Hungary’s government refuses to even discuss the possiblity of introducing a gas embargo against Russia, Foreign Minister Péter Szijjártó said in Parliament on Monday.
Szijjártó said that in addition to the serious security threat to Europe posed by the war in Ukraine, ensuring energy and economic security also presented a challenge. The question of whether Europe would have a sufficient supply of energy was first raised at the end of last year, “and this was the first time that the main issue wasn’t price” but rather volume, the minister said.
“Unfortunately, we’re again in a similarly difficult situation” because gas deliveries from Russia to Europe have fallen significantly, and the rate at which the price of natural gas is rising “could bring European economies to their knees”, Szijjártó said. Meanwhile, the European Union has failed to steer the conflict towards a resolution, while Europe’s competitiveness has fallen considerably in the recent period, he added.
Concerning gas deliveries to Hungary, he said most of the gas flows would be shifted to the southern delivery route. Hungary imports roughly 30 million cubic metres of gas each day, more than half of which is delivered via the southern route passing through Turkey, Bulgaria and Serbia, Szijjártó said.
He said the government has decided to increase Hungary’s gas imports beyond the volume specified in the country’s long-term gas purchase agreements.
The extra gas will be stored in Hungary’s gas reservoirs for the heating season, he added.
Asked about migration pressure on the southern border, Szijjártó said the Hungarian authorities have prevented some 114,000 people from crossing the border illegally so far this year, compared with less than 48,000 at this point in 2021. The migrants on the southern border are getting increasingly aggressive, Szijjártó said, adding that they “are arming themselves and are using those weapons sometimes against each other and at other times to threaten the Hungarian police officers and soldiers protecting the border”.

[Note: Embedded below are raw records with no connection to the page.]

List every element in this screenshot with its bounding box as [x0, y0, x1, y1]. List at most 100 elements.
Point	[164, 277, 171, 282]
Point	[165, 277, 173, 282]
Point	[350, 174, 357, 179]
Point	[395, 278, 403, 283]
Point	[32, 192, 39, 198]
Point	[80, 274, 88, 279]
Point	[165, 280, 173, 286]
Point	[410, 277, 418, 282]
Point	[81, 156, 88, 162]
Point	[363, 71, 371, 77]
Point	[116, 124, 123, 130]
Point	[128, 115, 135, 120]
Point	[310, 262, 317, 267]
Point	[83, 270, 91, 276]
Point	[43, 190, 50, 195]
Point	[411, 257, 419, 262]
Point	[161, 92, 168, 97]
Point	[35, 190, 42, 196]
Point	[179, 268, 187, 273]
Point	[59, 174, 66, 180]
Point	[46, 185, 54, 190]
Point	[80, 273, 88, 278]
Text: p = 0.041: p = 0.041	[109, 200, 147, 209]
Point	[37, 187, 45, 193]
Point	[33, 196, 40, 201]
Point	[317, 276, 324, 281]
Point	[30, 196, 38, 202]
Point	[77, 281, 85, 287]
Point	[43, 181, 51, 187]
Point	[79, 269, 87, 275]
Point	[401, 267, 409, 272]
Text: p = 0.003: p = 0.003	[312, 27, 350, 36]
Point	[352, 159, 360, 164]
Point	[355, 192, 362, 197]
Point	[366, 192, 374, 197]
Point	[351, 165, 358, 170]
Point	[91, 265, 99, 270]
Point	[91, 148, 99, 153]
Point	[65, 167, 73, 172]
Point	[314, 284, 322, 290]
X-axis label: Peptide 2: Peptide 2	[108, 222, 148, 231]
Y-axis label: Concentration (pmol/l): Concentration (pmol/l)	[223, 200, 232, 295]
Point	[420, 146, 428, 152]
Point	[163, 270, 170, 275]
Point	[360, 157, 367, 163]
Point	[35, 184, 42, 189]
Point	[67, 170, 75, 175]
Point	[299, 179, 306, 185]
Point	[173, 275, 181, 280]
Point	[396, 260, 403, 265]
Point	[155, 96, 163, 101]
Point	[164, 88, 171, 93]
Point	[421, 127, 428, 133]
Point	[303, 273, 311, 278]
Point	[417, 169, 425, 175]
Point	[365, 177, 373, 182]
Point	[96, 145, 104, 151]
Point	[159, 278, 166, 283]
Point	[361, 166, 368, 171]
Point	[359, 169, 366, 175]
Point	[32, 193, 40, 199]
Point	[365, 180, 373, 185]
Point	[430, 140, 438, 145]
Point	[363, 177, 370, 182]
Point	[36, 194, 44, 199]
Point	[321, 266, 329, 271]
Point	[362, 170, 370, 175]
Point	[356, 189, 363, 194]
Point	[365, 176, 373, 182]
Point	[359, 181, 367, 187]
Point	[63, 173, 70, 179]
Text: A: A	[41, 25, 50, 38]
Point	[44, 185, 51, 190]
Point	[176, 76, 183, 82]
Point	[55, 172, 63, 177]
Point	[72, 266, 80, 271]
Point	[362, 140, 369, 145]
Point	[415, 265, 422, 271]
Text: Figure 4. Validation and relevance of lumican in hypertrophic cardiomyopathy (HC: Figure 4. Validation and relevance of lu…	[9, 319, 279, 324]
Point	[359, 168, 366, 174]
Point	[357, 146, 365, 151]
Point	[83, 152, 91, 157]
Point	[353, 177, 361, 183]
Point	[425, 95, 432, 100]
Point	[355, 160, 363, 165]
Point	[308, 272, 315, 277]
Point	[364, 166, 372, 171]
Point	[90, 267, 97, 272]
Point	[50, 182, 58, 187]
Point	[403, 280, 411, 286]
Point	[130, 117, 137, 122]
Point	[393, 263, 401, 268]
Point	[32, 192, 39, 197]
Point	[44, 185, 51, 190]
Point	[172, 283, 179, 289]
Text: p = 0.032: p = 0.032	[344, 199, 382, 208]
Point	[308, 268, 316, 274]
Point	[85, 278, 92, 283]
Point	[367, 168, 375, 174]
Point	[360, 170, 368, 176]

“This is unacceptable,” the minister said. “These people have no business being in Hungary. We won’t let them in regardless of how badly Brussels wants us to or how strongly the NGOs tied to [US financier George] Soros are pushing them onto us.” “We’re at the eleventh hour,” he said. “It’s time Brussels changed its migration policy.” Meanwhile, Szijjártó said Hungary has so far taken in more than 833,000 refugees fleeing the war in Ukraine.